Changing planning policies as well as our way of life is going to be essential to halt climate change, one of the country's top environmentalists says.

Changing planning policies as well as our way of life is going to be essential to halt climate change, one of the country's top environmentalists said yesterday.

And continuing sales of rented council houses were eroding the campaign for more affordable housing in Norfolk, a planning conference heard.

Professor Tim O'Riordan, of the UEA, said that local people needed to be involved in creating sustainable communities.

He explained: "These are communities which begin to recognise that they can live within the bounds of the planet, that they are caring for each other and by so doing they are helping each other to have a better life.

"They can enrich their local communities by economic activity - building houses, creating new jobs in as much as possible localised activity, rather than having it all dependent on long-distance transport."

Prof O'Riordan told the Norfolk Planning Conference 2006 at Swaffham: "Above all, we must work as a group and think through what we want to create for our communities, our landscapes, counties and regions.

"It is through people that we are going to achieve this, not through mechanisms called planning which are not properly working with the day-to-day lives and the thinking of the next generation of people."

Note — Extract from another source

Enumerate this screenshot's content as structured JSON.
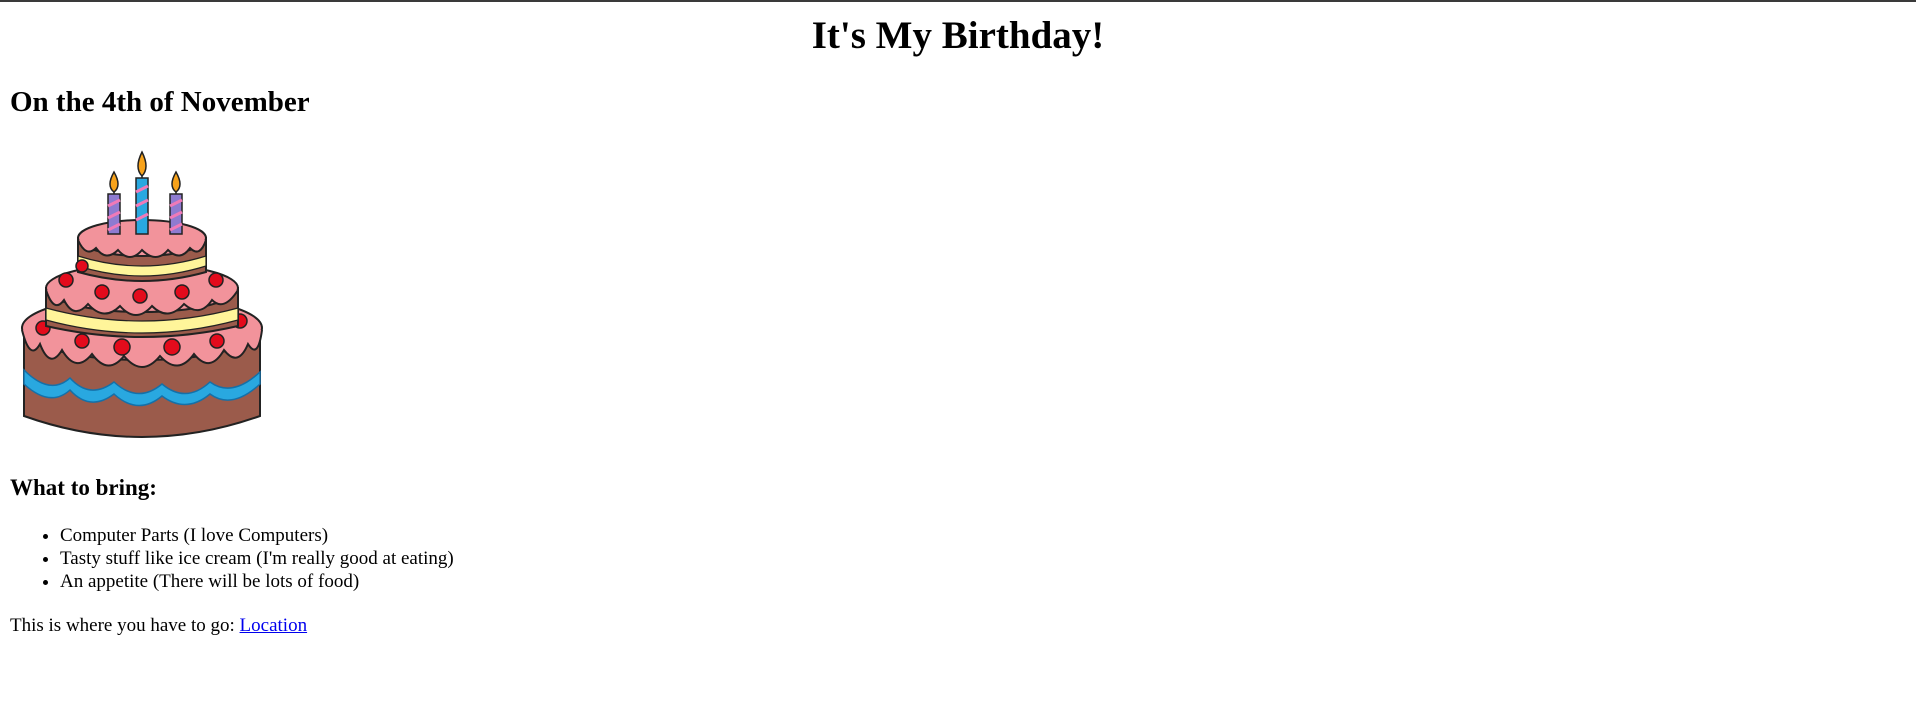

He said there was a huge opportunity in the newly-established planning framework for town and parish councils to have a major influence in making the system work for them.

"This is what we are trying to say today and there is a golden opportunity to make this happen right across Norfolk and the rest of the region."

Subtitled Planning and Housing in Norfolk - Getting it Right, the event in Swaffham's Assembly Rooms, jointly organised by the Campaign to Protect Rural England (CPRE) and Norfolk County Association of Parish and Town Councils, also covered the need for affordable housing.

Richard Ward, director of CPRE Suffolk, said: "Most people don't understand that under right-to-buy legislation we are still selling more rented council houses - affordable housing - than we actually build."